Publication
Meta-analysis of metagenomes via machine learning and assembly graphs reveals strain switches in Crohn’s disease
Publisher:
Cold Spring Harbor Laboratory
Date:
05-07-2022
DOI:
10.1101/2022.06.30.498290
Abstract: Microbial strains have closely related genomes but may have different phenotypes in the same environment. Shotgun metagenomic sequencing can capture the genomes of all strains present in a community but strain-resolved analysis from shotgun sequencing alone remains difficult. We developed an approach to identify and interrogate strain-level differences in groups of metagenomes. We use this approach to perform a meta-analysis of stool microbiomes from in iduals with and without inflammatory bowel disease (IBD Crohn’s disease, ulcerative colitis n = 605), a disease for which there are not specific microbial biomarkers but some evidence that microbial strain variation may stratify by disease state. We first developed a machine learning classifier based on compressed representations of complete metagenomes (FracMinHash sketches) and identified genomes that correlate with IBD subtype.

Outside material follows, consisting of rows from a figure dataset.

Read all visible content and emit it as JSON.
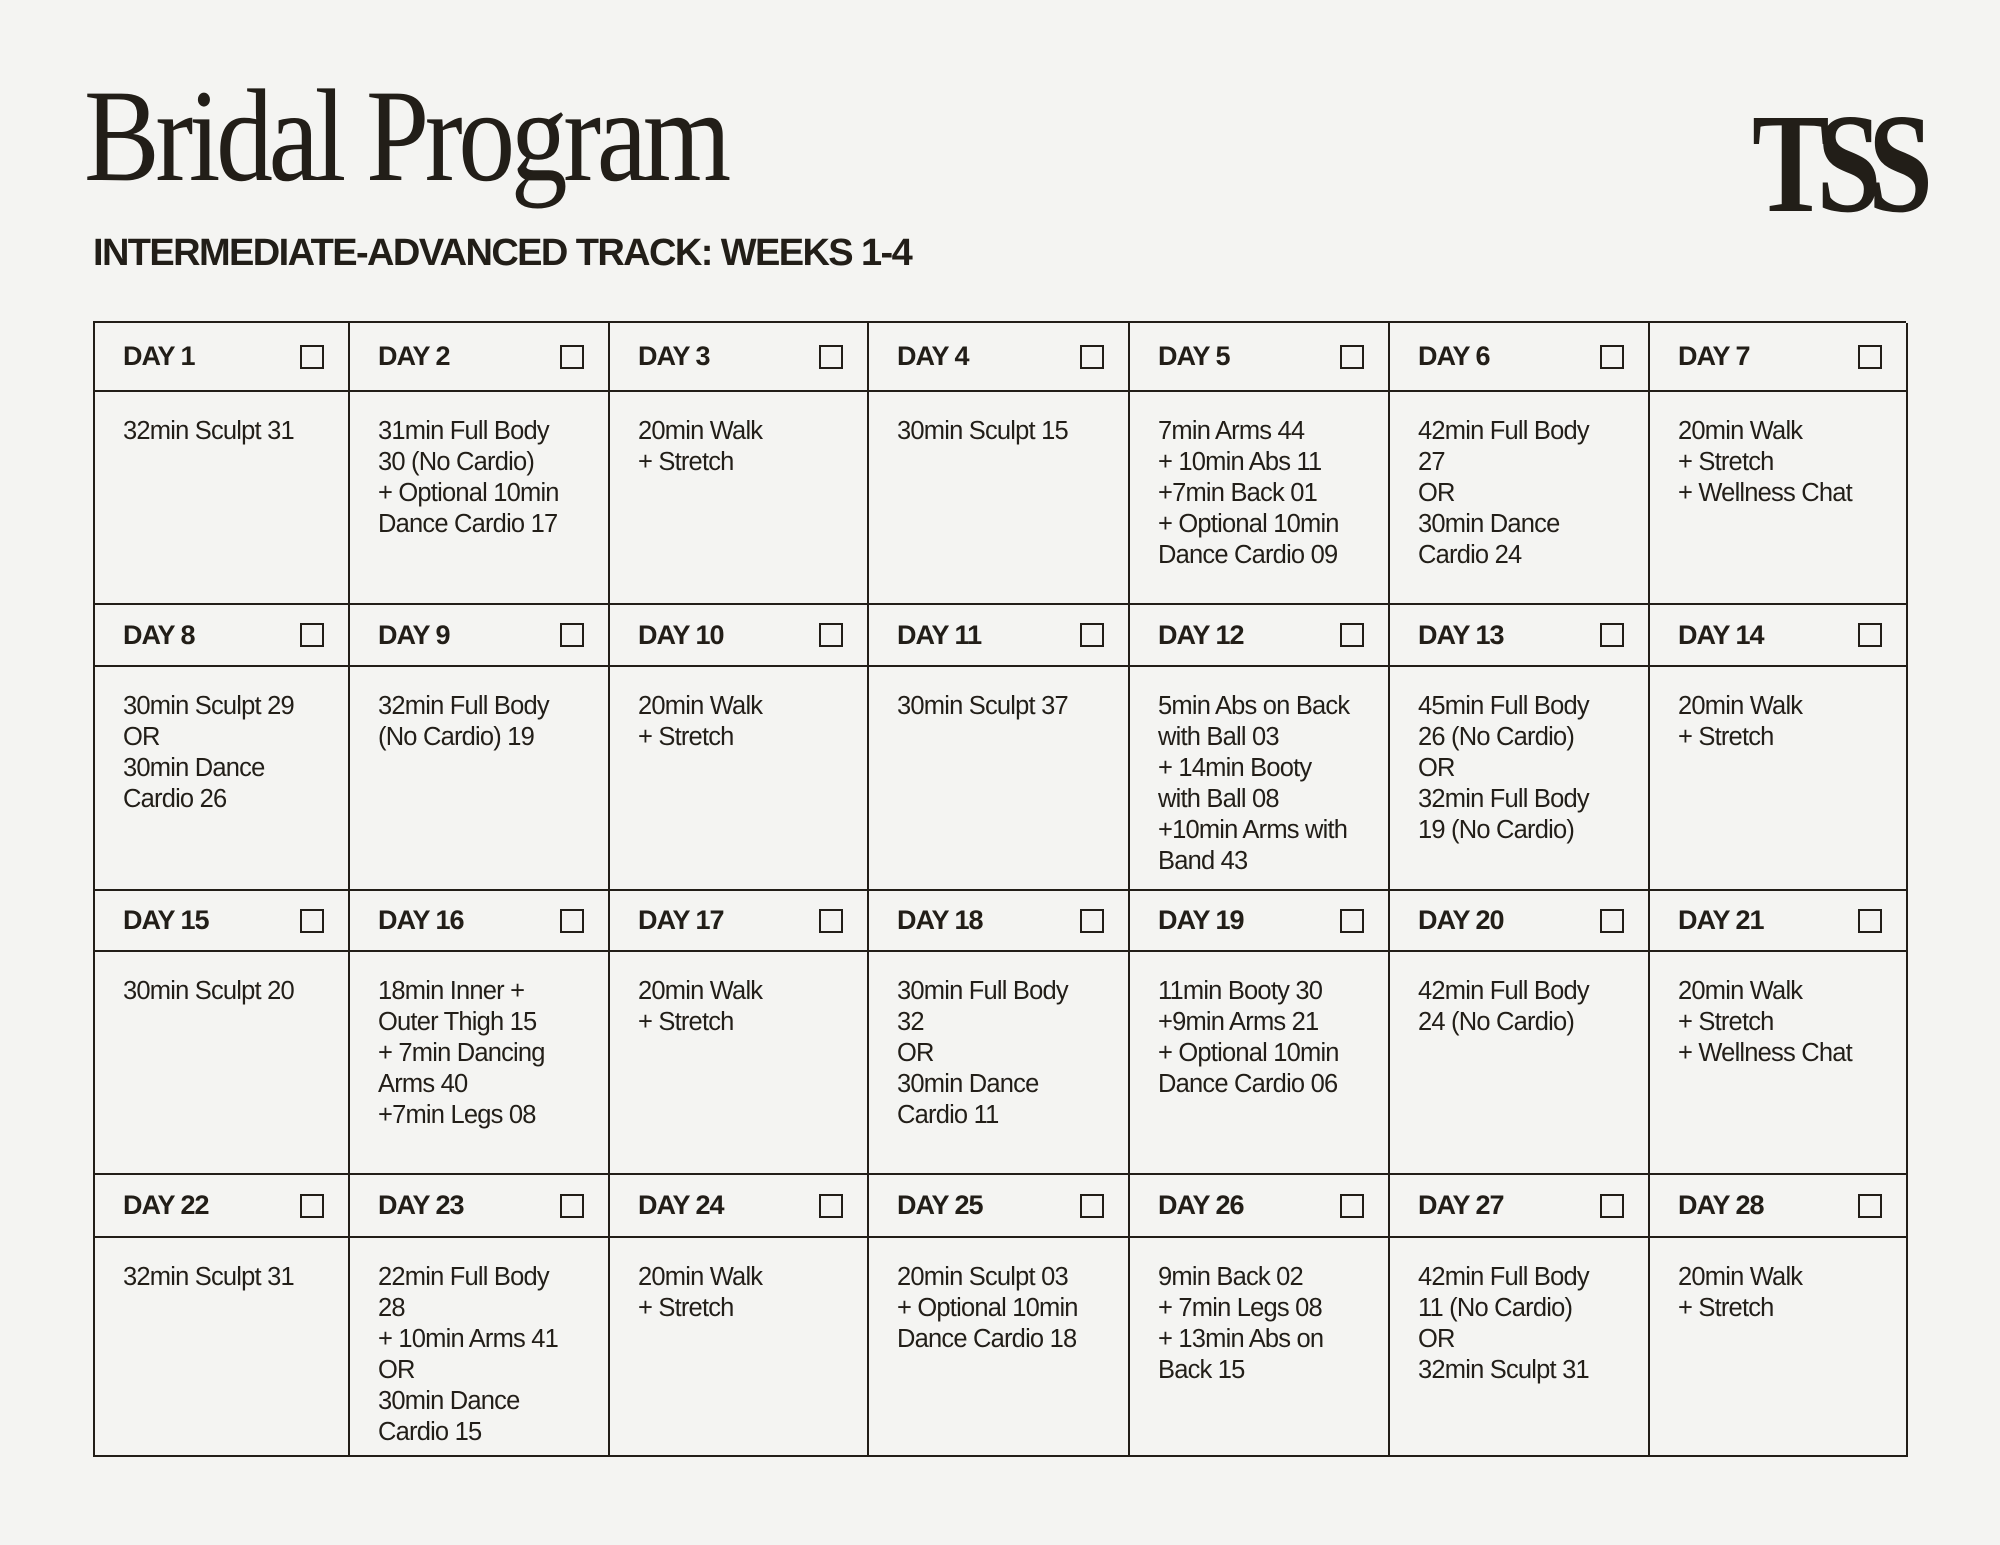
{
  "header": {
    "title": "Bridal Program",
    "subtitle": "INTERMEDIATE-ADVANCED TRACK: WEEKS 1-4",
    "logo": "TSS"
  },
  "days": [
    {
      "label": "DAY 1",
      "workout": "32min Sculpt 31"
    },
    {
      "label": "DAY 2",
      "workout": "31min Full Body\n30 (No Cardio)\n+ Optional 10min\nDance Cardio 17"
    },
    {
      "label": "DAY 3",
      "workout": "20min Walk\n+ Stretch"
    },
    {
      "label": "DAY 4",
      "workout": "30min Sculpt 15"
    },
    {
      "label": "DAY 5",
      "workout": "7min Arms 44\n+ 10min Abs 11\n+7min Back 01\n+ Optional 10min\nDance Cardio 09"
    },
    {
      "label": "DAY 6",
      "workout": "42min Full Body\n27\nOR\n30min Dance\nCardio 24"
    },
    {
      "label": "DAY 7",
      "workout": "20min  Walk\n+ Stretch\n+ Wellness Chat"
    },
    {
      "label": "DAY 8",
      "workout": "30min Sculpt 29\nOR\n30min Dance\nCardio 26"
    },
    {
      "label": "DAY 9",
      "workout": "32min Full Body\n(No Cardio) 19"
    },
    {
      "label": "DAY 10",
      "workout": "20min Walk\n+ Stretch"
    },
    {
      "label": "DAY 11",
      "workout": "30min Sculpt 37"
    },
    {
      "label": "DAY 12",
      "workout": "5min Abs on Back\nwith Ball 03\n+ 14min Booty\nwith Ball 08\n+10min Arms with\nBand 43"
    },
    {
      "label": "DAY 13",
      "workout": "45min Full Body\n26 (No Cardio)\nOR\n32min Full Body\n19 (No Cardio)"
    },
    {
      "label": "DAY 14",
      "workout": "20min Walk\n+ Stretch"
    },
    {
      "label": "DAY 15",
      "workout": "30min Sculpt 20"
    },
    {
      "label": "DAY 16",
      "workout": "18min Inner +\nOuter Thigh 15\n+ 7min Dancing\nArms 40\n+7min Legs 08"
    },
    {
      "label": "DAY 17",
      "workout": "20min Walk\n+ Stretch"
    },
    {
      "label": "DAY 18",
      "workout": "30min Full Body\n32\nOR\n30min Dance\nCardio 11"
    },
    {
      "label": "DAY 19",
      "workout": "11min Booty 30\n+9min Arms 21\n+ Optional 10min\nDance Cardio 06"
    },
    {
      "label": "DAY 20",
      "workout": "42min Full Body\n24 (No Cardio)"
    },
    {
      "label": "DAY 21",
      "workout": "20min Walk\n+ Stretch\n+ Wellness Chat"
    },
    {
      "label": "DAY 22",
      "workout": "32min Sculpt 31"
    },
    {
      "label": "DAY 23",
      "workout": "22min Full Body\n28\n+ 10min Arms  41\nOR\n30min Dance\nCardio 15"
    },
    {
      "label": "DAY 24",
      "workout": "20min Walk\n+ Stretch"
    },
    {
      "label": "DAY 25",
      "workout": "20min Sculpt 03\n+ Optional 10min\nDance Cardio 18"
    },
    {
      "label": "DAY 26",
      "workout": "9min Back 02\n+ 7min Legs 08\n+ 13min Abs on\nBack 15"
    },
    {
      "label": "DAY 27",
      "workout": "42min Full Body\n11 (No Cardio)\nOR\n32min Sculpt 31"
    },
    {
      "label": "DAY 28",
      "workout": "20min Walk\n+ Stretch"
    }
  ],
  "checkbox_checked": false
}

To rescue variation that may not have been present in the genomes, we then used assembly graph genome queries to recover strain variation for correlated genomes. Lastly, we developed a novel differential abundance framework that works directly on the assembly graph to uncover all sequence variants correlated with IBD. We refer to this approach as dominating set differential abundance analysis and have implemented it in the spacegraphcats software package . Using this approach, we identified five bacterial strains that are associated with Crohn’s disease. Our method captures variation within the entire sequencing data set, allowing for discovery of previously hidden disease associations.